The default port is 9615.
Leave this option blank if you do not wish to utilize this feature or if is is not supported in the version of Condor being used.
For more information on use of the shared_port_daemon, see the GlideinWMS - Advanced Condor Configuration manual.
install_vdt_client n Indicates if an OSG/VDT client should be installed if it is not already present in the vdt_location option location. This should be set as n - so the installler will not attempt to install the OSG Client
You must pre-install OSG Client
vdt_location /path/to/glidein/vdt The location of the OSG/VDT client software. Used only if install_vdt_client option is 'y' Leave this blank (since the install_vdt_client option is should always be 'n'
glideinwms_location /path/to/glideinWMS Directory of the glideinWMS software. Since this is a HTCondor service only, this software is only used during the installation process.

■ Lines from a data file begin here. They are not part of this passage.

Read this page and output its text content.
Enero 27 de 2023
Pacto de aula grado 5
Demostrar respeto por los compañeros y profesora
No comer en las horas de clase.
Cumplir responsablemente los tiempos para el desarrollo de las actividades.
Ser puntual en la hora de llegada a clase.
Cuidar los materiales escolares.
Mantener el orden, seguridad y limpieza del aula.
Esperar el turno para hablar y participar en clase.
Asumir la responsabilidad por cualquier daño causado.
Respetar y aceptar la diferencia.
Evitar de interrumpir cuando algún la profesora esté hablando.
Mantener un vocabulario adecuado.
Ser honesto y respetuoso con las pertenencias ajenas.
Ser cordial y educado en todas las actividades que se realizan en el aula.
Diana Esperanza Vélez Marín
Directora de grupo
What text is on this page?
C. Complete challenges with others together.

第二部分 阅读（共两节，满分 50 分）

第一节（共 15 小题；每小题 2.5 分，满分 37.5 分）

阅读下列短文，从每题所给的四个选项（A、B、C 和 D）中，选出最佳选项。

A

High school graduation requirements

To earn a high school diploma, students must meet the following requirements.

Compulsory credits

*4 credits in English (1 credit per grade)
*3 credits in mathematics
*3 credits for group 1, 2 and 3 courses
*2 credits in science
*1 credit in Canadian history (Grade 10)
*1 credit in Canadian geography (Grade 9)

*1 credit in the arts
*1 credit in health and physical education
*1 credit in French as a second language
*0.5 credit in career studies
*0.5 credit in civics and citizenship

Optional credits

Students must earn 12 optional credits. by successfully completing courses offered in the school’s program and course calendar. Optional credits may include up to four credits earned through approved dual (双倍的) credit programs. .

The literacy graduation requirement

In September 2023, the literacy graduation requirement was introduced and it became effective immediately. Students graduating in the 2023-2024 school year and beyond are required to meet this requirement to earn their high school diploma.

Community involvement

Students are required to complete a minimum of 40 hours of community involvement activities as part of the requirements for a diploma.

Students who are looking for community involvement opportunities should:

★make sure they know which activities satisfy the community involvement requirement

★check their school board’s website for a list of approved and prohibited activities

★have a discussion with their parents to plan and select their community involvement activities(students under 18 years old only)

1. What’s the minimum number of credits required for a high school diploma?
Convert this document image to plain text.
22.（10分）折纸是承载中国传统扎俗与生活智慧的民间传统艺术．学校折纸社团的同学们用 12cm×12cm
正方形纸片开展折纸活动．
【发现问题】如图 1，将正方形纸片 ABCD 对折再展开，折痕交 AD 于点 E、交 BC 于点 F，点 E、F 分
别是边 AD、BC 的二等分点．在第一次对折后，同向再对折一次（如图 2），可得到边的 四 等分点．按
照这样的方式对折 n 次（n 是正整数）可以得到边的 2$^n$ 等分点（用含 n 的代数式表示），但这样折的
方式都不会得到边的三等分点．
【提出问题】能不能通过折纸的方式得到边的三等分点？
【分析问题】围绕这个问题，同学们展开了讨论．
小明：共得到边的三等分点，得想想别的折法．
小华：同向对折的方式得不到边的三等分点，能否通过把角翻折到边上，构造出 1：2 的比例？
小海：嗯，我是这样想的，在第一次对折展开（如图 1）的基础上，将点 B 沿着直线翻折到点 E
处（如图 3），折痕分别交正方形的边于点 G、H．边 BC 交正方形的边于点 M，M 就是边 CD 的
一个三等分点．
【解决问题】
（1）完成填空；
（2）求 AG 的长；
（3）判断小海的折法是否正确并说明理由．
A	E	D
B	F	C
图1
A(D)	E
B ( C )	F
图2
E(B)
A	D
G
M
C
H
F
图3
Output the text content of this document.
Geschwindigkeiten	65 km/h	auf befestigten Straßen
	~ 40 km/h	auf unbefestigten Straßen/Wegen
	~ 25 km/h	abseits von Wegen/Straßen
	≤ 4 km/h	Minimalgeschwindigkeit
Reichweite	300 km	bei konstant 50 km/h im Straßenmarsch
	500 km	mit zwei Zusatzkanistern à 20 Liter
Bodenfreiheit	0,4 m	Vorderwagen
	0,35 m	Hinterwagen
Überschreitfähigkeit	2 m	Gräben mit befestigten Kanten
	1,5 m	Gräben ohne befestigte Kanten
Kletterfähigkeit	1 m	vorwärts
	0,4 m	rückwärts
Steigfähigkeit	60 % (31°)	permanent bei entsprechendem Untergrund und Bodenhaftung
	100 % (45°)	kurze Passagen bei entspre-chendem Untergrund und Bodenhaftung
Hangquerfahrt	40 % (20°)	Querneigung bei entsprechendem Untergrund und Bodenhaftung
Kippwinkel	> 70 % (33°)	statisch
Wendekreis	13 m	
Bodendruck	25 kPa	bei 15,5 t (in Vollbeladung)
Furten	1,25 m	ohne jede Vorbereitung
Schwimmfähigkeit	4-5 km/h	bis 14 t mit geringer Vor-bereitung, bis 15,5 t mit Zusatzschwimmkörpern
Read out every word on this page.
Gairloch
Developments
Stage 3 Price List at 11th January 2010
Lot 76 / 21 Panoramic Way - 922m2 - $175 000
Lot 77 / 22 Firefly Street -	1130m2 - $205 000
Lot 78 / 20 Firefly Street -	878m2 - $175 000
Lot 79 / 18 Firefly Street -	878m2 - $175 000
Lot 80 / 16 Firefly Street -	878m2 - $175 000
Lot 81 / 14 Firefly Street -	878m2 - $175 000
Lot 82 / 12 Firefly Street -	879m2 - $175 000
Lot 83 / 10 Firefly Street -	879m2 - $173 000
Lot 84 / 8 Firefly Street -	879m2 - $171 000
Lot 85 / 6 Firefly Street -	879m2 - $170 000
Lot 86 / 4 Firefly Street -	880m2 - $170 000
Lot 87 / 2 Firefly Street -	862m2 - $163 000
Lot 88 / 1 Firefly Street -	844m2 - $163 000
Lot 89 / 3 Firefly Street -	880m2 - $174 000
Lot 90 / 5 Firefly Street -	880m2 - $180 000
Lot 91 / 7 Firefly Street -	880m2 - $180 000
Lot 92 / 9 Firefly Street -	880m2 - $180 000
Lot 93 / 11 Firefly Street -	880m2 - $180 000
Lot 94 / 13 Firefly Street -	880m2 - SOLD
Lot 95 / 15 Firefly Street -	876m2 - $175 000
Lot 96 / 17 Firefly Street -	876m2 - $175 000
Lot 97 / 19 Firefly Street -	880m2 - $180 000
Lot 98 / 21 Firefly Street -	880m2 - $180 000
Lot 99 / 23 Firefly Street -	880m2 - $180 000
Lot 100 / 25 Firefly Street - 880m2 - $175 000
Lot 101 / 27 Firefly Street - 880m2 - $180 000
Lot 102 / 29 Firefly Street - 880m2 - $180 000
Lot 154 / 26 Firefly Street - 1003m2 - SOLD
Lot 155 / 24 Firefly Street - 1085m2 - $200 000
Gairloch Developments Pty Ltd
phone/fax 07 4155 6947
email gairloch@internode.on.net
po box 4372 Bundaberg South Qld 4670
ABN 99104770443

For example configuration files, see here.

The installer allows you to automatically start the HTCondor daemons. To start them on your own, source the condor env script and execute:

/path/to/condor/location/condor start

To stop the Condor daemons, source the condor env script and execute:

/path/to/condor/location/condor stop

6. Submitting user jobs

From the user point of view, this is just a regular HTCondor pool.

However, since the resources potentially come from all over the world, users need to create more complex Requirements line in their JDL, in order to prevent the jobs from landing on sites that cannot run their jobs.

Users will need to know which attributes the glideins publish and use them accordingly.

One useful attribute that all glideins publish is GLIDEIN_Site. If a user wants to restrict its job to a list of sites, he can do it by using:

+DESIRED_Sites = "Site1,Site4,Site7,Site22"
Requirements = stringListMember(GLIDEIN_Site,DESIRED_Sites)

Some glideins may also need to properly identify the final user, using GSI authentication. A user should thus add the following line:

x509userproxy = <path to X509 proxy>

to their HTCondor submission file.

7. Fine Tunning for Large Scale Installations

7.1 Increase the number of available file descriptors

Number of ports used by the condor_schedd process increases as the number of jobs running/queued in the schedd increase. The default number of file descriptors per process is 1024 on most systems. Increase this limit to ~16k or value higher than number of jobs that might be in the queue at any given time. This is particularly required for large scale installations.

In most cases for default installation, user schedd is configured to start as root and started through the script in /etc/xinet.d/condor This is a good place to set higher file descriptor limit for the schedd process.